Every SNL Cast Member EVER in One Intro

Everyone who was ever a billed-in-the-opening-titles cast member of Saturday Night Live. I’m amazed how many of these people I’ve never heard of and so many cast members I’d forgotten. Hello, Laurie Metcalf.

24 Things That Happened for the First Time in 2024

Tricia Tisak, writing for The New York Times, has an interesting collection of 24 things that happened for the first time in 2024.

The selections range from groundbreaking scientific moments to technological breakthroughs and, of course, geopolitical events.

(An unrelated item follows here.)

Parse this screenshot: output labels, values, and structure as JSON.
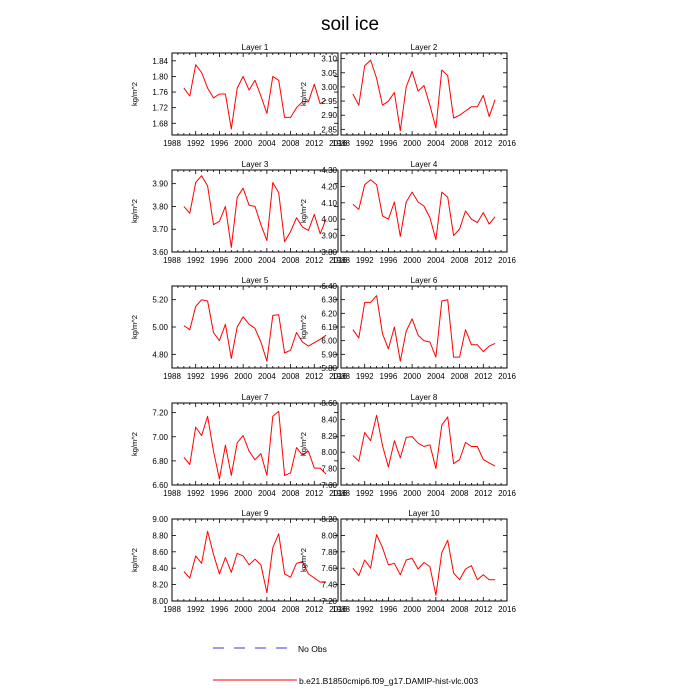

Iron Maiden drummer Nicko McBrain retires after final touring gig in his 42-year run

Malia Mendez for the Los Angeles Times –

Nicko McBrain bid farewell over the weekend to the last crowd of metalheads he will ever perform for as a touring member of Iron Maiden.

McBrain, 72, who has served as the British heavy metal band’s drummer for more than 40 years, announced his retirement from touring hours before the band’s Saturday show in Sao Paulo, Brazil — the closer of the Future Past Tour.

“After much consideration, it is with both sorrow and joy, I announce my decision to take a step back from the grind of the extensive touring lifestyle,” the London-born musician wrote in a statement on the band’s website, adding that Saturday’s show would be his “final gig” with the band.

McBrain had a stroke that left him partially paralyzed. He regained his mobility after weeks of physical therapy. It’s an amazing story.